First you will have to download R from https://cloud.r-project.org/. Next, download RStudio from https://www.rstudio.com/products/rstudio/download/.
RStudio has many features that are much more convenient for users. Typically, on the RStudio Screen, you should see four parts:
The console is where you type commands and see the output of your codes. Once you imported the data into R and/or create new variables or a new data frame, these will be shown in the workspace on the top right of the RStudio window under the Environment tab.
In the same place, there is also a history tab, which contains a list of commands you have used so far.
Similar to Stata’s do file, you can save a record of your coding commands in the R script file to reproduce your work and/or save your progress. The R script file is shown on the top left of the RStudio window.
If you click on a data frame saved in the environment, the data view
will be available as a tab in the same place as the R script.
To start a new project, first go to File –> New Project –> New Directory –> New Project.
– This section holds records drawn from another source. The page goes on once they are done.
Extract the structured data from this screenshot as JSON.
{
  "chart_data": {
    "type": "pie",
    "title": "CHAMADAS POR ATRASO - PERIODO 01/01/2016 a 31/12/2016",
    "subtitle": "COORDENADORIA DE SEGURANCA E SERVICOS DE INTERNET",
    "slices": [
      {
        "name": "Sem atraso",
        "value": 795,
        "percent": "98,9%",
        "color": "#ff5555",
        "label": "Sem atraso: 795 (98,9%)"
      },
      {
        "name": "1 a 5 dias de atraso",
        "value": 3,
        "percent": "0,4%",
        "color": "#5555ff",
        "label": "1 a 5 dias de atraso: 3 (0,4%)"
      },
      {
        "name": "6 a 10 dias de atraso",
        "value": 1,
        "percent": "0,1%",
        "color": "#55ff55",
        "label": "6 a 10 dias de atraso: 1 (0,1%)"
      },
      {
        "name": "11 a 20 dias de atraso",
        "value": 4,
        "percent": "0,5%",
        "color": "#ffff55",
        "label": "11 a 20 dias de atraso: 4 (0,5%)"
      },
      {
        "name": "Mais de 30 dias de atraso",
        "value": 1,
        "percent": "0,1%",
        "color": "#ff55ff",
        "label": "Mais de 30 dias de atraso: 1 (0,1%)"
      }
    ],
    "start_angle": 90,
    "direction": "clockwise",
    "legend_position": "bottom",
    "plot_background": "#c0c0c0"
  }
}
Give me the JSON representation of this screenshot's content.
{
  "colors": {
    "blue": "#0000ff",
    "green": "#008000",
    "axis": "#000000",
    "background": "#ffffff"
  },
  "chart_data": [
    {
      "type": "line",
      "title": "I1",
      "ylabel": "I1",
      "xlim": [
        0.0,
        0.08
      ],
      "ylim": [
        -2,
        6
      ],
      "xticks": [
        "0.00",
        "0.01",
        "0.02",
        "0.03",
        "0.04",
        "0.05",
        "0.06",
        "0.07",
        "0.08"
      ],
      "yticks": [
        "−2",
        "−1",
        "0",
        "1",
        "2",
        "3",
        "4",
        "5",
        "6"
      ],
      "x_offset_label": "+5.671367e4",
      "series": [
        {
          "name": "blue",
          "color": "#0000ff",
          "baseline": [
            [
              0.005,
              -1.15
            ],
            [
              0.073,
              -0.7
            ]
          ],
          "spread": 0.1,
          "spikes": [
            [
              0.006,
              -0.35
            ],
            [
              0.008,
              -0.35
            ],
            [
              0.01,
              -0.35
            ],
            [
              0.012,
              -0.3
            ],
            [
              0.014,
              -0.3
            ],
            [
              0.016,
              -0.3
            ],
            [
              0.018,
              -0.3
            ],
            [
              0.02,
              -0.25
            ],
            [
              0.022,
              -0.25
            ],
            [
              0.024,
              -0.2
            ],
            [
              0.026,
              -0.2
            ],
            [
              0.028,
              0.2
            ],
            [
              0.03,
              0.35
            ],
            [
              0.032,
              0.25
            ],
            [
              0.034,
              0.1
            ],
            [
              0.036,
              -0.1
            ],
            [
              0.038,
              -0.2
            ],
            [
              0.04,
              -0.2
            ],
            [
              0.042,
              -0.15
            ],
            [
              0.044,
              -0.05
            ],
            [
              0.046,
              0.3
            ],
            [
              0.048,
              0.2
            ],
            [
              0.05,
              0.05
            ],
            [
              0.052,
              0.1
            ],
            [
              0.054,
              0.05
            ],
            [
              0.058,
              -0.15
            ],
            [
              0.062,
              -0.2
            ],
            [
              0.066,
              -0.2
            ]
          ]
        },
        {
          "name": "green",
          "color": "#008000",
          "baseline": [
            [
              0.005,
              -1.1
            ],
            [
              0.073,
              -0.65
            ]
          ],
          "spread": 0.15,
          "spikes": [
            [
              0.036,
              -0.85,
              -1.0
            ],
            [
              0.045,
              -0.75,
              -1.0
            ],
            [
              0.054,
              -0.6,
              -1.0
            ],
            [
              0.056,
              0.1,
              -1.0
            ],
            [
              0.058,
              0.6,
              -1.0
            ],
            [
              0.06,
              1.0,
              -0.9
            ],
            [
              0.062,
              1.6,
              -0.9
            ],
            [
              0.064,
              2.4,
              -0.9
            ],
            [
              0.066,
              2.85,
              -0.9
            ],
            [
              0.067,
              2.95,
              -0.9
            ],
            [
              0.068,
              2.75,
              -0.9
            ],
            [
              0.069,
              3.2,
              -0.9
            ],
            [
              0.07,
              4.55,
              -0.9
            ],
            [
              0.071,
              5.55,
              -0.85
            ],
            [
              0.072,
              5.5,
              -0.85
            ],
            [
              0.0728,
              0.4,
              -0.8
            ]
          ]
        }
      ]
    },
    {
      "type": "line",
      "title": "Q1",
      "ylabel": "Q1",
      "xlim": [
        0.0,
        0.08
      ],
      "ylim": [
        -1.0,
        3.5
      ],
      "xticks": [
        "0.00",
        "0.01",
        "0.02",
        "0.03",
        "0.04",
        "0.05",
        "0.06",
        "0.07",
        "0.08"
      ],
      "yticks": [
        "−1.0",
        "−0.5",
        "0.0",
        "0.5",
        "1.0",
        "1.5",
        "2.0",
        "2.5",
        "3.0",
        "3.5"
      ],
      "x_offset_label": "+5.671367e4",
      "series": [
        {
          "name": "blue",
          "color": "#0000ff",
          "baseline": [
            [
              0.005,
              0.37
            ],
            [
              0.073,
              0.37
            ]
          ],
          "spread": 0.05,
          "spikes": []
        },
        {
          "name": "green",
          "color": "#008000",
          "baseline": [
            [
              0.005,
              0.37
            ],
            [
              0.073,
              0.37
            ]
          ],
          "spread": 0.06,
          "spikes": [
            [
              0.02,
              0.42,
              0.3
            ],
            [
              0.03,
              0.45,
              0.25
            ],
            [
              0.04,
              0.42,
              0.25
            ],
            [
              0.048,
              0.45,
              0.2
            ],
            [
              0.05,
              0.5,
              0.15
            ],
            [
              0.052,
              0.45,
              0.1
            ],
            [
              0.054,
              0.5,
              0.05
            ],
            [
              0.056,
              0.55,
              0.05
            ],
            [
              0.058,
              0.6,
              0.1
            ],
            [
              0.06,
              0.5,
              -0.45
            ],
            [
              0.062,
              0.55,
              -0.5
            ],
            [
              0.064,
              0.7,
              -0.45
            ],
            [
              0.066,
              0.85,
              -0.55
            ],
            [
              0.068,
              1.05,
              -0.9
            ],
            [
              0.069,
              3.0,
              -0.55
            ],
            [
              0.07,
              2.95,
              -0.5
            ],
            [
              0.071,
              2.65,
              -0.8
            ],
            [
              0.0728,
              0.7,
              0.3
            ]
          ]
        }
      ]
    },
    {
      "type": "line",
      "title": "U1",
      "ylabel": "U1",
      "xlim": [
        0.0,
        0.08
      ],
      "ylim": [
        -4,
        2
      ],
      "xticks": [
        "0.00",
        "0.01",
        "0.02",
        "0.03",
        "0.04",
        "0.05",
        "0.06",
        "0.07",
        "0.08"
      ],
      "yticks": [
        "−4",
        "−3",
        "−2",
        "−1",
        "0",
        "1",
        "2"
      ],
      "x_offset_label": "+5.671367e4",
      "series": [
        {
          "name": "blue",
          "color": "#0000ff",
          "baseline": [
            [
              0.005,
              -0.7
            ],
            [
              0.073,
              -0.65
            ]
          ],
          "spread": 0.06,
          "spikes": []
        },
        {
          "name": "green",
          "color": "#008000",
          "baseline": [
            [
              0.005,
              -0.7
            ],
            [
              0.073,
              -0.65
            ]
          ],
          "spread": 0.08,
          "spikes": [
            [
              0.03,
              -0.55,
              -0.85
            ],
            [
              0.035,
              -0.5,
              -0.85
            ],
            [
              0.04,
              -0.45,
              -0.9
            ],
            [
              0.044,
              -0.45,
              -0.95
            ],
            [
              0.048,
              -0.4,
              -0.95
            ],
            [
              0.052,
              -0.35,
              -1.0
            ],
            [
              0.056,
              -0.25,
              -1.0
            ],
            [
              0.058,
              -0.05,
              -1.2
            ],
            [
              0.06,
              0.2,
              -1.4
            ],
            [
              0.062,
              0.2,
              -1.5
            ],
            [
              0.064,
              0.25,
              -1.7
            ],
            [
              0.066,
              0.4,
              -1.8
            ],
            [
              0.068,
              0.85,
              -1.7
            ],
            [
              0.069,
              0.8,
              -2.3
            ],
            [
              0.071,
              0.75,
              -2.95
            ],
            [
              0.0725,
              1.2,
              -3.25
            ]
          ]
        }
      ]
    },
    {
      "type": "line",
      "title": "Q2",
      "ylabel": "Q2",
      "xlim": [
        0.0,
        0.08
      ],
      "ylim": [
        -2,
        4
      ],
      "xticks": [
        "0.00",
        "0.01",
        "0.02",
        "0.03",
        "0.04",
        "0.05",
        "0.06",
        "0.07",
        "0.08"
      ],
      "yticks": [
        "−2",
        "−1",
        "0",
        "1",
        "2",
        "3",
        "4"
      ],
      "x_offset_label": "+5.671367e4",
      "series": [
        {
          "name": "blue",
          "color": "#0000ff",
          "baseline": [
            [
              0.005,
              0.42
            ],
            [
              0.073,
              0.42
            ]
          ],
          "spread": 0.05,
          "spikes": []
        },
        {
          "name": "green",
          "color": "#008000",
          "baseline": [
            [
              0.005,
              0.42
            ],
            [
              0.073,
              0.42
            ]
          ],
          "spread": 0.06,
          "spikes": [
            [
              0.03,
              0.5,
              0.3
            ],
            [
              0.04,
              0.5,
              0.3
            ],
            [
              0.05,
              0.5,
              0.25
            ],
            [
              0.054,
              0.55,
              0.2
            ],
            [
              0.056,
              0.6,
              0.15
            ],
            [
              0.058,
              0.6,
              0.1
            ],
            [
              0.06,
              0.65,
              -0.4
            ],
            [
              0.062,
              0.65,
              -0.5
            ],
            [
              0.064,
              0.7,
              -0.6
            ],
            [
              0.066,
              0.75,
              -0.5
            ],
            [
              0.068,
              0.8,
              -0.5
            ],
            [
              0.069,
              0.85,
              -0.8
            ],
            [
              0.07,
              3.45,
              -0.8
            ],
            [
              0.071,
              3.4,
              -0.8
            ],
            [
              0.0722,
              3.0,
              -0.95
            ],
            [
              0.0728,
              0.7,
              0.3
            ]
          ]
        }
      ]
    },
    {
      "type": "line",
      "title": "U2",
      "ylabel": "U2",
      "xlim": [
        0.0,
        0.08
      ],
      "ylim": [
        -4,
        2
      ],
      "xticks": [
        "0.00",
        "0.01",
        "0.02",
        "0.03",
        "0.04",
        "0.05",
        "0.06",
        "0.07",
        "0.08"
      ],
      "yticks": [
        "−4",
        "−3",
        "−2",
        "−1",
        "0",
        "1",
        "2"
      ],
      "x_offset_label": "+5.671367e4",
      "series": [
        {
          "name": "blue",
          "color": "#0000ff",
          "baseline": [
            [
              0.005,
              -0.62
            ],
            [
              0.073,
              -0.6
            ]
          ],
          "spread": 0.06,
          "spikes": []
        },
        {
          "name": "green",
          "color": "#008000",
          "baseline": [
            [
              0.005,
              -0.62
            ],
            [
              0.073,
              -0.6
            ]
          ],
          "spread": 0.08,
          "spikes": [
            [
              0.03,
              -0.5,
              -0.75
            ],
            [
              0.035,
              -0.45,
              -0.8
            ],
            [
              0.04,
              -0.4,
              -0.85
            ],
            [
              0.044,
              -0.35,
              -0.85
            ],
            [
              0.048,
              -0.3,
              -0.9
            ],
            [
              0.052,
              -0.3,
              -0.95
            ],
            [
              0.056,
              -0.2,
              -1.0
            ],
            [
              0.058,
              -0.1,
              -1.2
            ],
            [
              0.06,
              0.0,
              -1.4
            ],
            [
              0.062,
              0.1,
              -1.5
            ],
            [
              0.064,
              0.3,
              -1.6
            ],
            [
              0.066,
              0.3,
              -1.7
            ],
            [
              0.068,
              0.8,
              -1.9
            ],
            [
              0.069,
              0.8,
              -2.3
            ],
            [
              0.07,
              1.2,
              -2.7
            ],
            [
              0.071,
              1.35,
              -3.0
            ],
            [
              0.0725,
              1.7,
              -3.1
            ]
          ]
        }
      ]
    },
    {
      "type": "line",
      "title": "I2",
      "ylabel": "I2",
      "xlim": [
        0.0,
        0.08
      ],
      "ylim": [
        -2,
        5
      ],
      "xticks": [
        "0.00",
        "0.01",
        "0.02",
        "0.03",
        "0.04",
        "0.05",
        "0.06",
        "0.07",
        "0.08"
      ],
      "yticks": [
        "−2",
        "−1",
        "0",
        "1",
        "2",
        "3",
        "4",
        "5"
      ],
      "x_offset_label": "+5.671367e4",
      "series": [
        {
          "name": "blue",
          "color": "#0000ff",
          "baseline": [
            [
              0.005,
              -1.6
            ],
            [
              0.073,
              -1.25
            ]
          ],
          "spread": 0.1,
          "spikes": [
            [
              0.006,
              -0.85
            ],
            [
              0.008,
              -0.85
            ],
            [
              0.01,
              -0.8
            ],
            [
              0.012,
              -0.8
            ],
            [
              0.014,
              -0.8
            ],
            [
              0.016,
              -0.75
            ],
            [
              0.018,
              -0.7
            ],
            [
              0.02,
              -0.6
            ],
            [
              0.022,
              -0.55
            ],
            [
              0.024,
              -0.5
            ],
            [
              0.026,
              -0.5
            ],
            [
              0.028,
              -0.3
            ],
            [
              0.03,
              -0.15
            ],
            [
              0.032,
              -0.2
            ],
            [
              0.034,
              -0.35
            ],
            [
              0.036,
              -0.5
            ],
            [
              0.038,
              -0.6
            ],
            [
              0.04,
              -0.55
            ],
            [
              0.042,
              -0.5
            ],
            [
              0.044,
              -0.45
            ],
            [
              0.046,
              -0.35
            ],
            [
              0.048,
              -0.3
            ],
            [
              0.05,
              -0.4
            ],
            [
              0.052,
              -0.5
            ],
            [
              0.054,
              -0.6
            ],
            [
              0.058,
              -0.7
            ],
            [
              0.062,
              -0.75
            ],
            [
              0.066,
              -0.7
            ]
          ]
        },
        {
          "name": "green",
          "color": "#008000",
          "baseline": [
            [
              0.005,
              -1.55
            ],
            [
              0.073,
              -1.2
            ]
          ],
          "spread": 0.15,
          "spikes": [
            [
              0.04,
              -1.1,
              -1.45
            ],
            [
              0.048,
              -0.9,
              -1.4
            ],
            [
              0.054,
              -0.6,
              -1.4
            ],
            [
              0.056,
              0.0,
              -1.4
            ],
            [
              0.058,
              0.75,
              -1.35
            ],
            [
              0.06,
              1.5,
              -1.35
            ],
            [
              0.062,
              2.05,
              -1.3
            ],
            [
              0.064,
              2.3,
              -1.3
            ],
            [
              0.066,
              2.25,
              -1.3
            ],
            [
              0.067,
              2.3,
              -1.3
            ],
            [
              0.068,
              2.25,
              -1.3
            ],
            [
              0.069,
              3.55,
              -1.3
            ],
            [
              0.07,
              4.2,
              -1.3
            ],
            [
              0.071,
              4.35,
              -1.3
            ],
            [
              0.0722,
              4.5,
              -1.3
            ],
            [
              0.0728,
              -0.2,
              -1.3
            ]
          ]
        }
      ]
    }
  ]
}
Then, name a directory name, this will be the main directory that you
have to store relevant files to be used in the project. To select a new
path which this R project will be a sub-directory, click on
Browse... and select the home directory location of your
choice.
R can be used as a basic calculator. Let’s try some basic arithmetic operations.
+-*/^%%2+3
## [1] 5
4*5-8
## [1] 12
(6/3)+5
## [1] 7
2^3
## [1] 8
5%%2
## [1] 1
In order to assign a value to a variable of your choice, use the
operator <- as shown in the code below:
x <- 70
x
## [1] 70
y <- 50
y
## [1] 50
x+y
## [1] 120
z <- x+y #combine with the arithmetic operator
z
## [1] 120
w <- x-y
What is the value of w?
w
## [1] 20
Apart from assigning integer values to variables, you can also assign other data types to variables. - numeric - logical - character
numeric_var <- 34.5
char_var <- "R Workshop"
logical_var <- TRUE
You can use a function (we will cover this later)
class() to check the type of variable assigned.
class(numeric_var)
## [1] "numeric"
class(char_var)
## [1] "character"
class(logical_var)
## [1] "logical"
For a character variable, it should also be noted that R is case-sensitive:
char_var2 <- "r workshop"
char_var2 == char_var
## [1] FALSE
There are many ways to store more than one value. We will cover: vector, matrix, factor, data frame, and list. Each is suitable for different contexts.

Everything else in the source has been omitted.